Rappelons que le groupe OCP a créé une société sportive, OCP Sport développement, depuis 2023 avec un président, un directoire et une structure organisationnelle digne des firmes internationales. Le groupe a mis à la disposition de cette société tous les moyens financiers lui permettant de réaliser ses objectifs dans les meilleures conditions. Ainsi, une enveloppe de 417 millions de dirhams, capital social et investissement sur les structures humaines et techniques, été allouée à cette étape pour les trois clubs précités. Un budget qui évolueraient en fonction de l’état d’avancement du projet pour lui assurer le succès escompté. Ce modèle consiste à une convention de partenariat par laquelle le club cède à la société la gestion totale, humaine, financière, technique et logistique, de ses catégories des jeunes. La société se charge donc de la formation des jeunes pour le club et met à sa disposition les talents qui intéresserait le club moyennant un montant forfaitaire symbolique de 300.000 dirhams avec rétrocession de 25% du transfert du joueur à un autre club. Précisons que le club aura la primauté sur les pépites qui lui paraîtraient intéressants, ce n’est qu’après son désintérêt que la société pourrait vendre son contrat aux autres clubs. Les transferts des jeunes joueurs étant la principale source financière de la société gestionnaire.
En d’autres termes, ces sociétés investissent sur l’avenir à moyen et long terme ce qui requiert une assise financière solide ce qui n’est pas permis à toutes les sociétés.

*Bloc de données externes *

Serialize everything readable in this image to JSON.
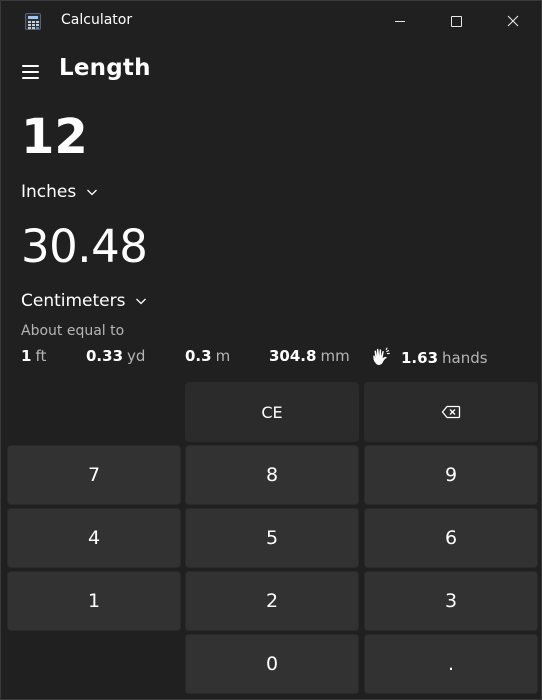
{
  "window": {
    "title": "Calculator",
    "icon": "calculator-icon",
    "controls": [
      "minimize-icon",
      "maximize-icon",
      "close-icon"
    ]
  },
  "header": {
    "menu_icon": "hamburger-menu-icon",
    "mode": "Length"
  },
  "converter": {
    "input_value": "12",
    "from_unit": "Inches",
    "output_value": "30.48",
    "to_unit": "Centimeters",
    "about_label": "About equal to",
    "equivalents": [
      {
        "value": "1",
        "unit": "ft"
      },
      {
        "value": "0.33",
        "unit": "yd"
      },
      {
        "value": "0.3",
        "unit": "m"
      },
      {
        "value": "304.8",
        "unit": "mm"
      },
      {
        "value": "1.63",
        "unit": "hands",
        "icon": "hand-icon"
      }
    ]
  },
  "keypad": {
    "ce": "CE",
    "backspace_icon": "backspace-icon",
    "keys": [
      "7",
      "8",
      "9",
      "4",
      "5",
      "6",
      "1",
      "2",
      "3",
      "0",
      "."
    ]
  },
  "colors": {
    "background": "#202020",
    "key": "#323232",
    "secondary_text": "#b5b5b5"
  }
}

C’est pourquoi il est primordial de voir s’impliquer à cette expérience des établissements publics, qui emboiterait le pas à OCP en s’investissant dans le service public et montrant ainsi la voie aux sociétés du privé dans le cadre de la RSE.
C’est le chemin le plus court à la réalisation d’une véritable révolution, dans le football des clubs nationaux, pilotée par la FRMF en compagnie de ses partenaires à condition de lui procurer toutes les circonstances de succès comme précités et pousser les clubs d’élite à adopter une gouvernance exemplaire afin d’éviter la création d’un décalage managérial entre la gestion des équipes A par les clubs et celle des catégories des jeunes par les sociétés gestionnaires.
Ce modèle permettra aux clubs marocains d’optimiser leurs dépenses en s’assurant des recrutements prometteurs à bas coûts au lieu des transferts des joueurs subsahariens et maghrébins, souvent avec un rendement médiocre et des coûts exorbitants ce qui pèse lourdement sur les budgets généraux et entraîne parfois contentieux financiers. Le top départ de ce projet est prévu pour le mois de juillet prochain afin d’être opérationnel au début de la saison 2024-2025. Un sérieux challenge en perspective.